To celebrate its 40th anniversary, Rounder threw a bash at Nashville’s Grand Ole Opry last October. The label released a CD of that concert last week. It features Rounder artists like Alison Krauss, Mary Chapen-Carpenter, Mini Driver and Steve Martin.
The three college friends — who are still friends — started the label with no experience in the music industry.
“Nor did we know anything about business,” said Marian Leighton-Levy. “Bill was a political science major, I’m a history major, and Ken was a psych major.”
“There wasn’t anybody there to tell us not to, so that’s how we started,” said Ken Irwin.
What they did know was that there was a void of independent labels at the time.
One of Rounder’s first discoveries was George Thorogood and the Destroyers.
“We really liked pretty much everything,” said Leighton-Levy. “From old time country music to bluegrass music; unaccompanied ballad singers; blues. And fortunately there was a lot of that around at that time.”
Leighton-Levy and Irwin came across 14-year-old Alison Krauss when they received a demo tape in the mail.
“We used to listen to them all,” said Irwin. “I was fairly relaxed and not pushed for time, and got up to the fourth song, which was the first time that she sang lead.”
Krauss went on to become one of the label’s most successful artists.
In 2007, an Alison Krauss-Robert Plant collaboration from Rounder received much acclaim — and attention — for the label.
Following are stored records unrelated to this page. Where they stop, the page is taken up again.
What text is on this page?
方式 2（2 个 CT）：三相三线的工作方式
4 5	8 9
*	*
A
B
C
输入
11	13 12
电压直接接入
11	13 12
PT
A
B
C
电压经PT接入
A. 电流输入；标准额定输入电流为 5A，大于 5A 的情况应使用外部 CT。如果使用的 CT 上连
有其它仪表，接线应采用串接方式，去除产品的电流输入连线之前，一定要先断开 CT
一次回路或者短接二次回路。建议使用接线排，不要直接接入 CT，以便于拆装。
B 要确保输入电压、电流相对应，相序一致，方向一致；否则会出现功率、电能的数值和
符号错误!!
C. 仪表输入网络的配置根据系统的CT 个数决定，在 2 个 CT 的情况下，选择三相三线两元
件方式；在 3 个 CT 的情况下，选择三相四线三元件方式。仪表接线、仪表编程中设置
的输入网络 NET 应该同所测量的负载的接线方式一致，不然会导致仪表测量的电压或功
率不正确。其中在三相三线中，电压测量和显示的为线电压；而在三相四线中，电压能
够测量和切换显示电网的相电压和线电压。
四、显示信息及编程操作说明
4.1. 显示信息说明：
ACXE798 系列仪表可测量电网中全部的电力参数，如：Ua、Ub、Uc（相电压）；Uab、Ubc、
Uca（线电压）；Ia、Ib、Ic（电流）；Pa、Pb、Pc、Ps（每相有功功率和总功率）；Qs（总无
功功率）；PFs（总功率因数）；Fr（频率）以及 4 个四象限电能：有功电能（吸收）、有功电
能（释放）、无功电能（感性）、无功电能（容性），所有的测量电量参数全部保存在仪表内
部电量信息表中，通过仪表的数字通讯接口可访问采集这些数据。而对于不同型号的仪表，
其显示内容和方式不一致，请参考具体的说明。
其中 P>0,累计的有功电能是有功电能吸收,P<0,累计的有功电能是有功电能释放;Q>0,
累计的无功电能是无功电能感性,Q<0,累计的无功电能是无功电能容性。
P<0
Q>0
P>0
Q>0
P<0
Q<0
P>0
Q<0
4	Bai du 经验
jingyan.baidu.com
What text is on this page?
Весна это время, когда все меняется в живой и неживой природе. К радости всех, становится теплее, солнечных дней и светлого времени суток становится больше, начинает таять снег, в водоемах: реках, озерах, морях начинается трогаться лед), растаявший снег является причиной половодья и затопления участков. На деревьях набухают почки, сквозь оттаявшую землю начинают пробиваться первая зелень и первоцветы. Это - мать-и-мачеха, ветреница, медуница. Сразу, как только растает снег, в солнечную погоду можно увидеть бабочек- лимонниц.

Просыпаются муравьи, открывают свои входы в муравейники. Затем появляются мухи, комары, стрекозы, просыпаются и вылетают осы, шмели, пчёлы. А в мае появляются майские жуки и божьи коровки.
The CD, “Raising Sand,” picked up five Grammy Awards, including Record of the Year.
“It was an opportunity for us to do everything we had learned over 40 years,” said Irwin of the record.
But there were also the ones that got away, like Mary Chapen-Carpenter — sort of. “We had heard about her and loved her music, and had been negotiating with her up to the final point in her contract,” Irwin explained. “Somebody from a major label came home to the Washington, DC, area for a holiday; they saw her and signed her.
“What we got out of it: I got a thank you and her first record. But 20 years later, when she wanted to go with an independent label, she gave us a call.”
As an independent label, Rounder doesn’t have to prescribe to a cookie-cutter approach to an artist’s career, says Leighton-Levy. “We’re not looking to turn an artist into something they’re not.”
This month, local PBS stations will air Rounder Records’ 40th anniversary concert, taped at the Grand Ole Opry in Nashville last October.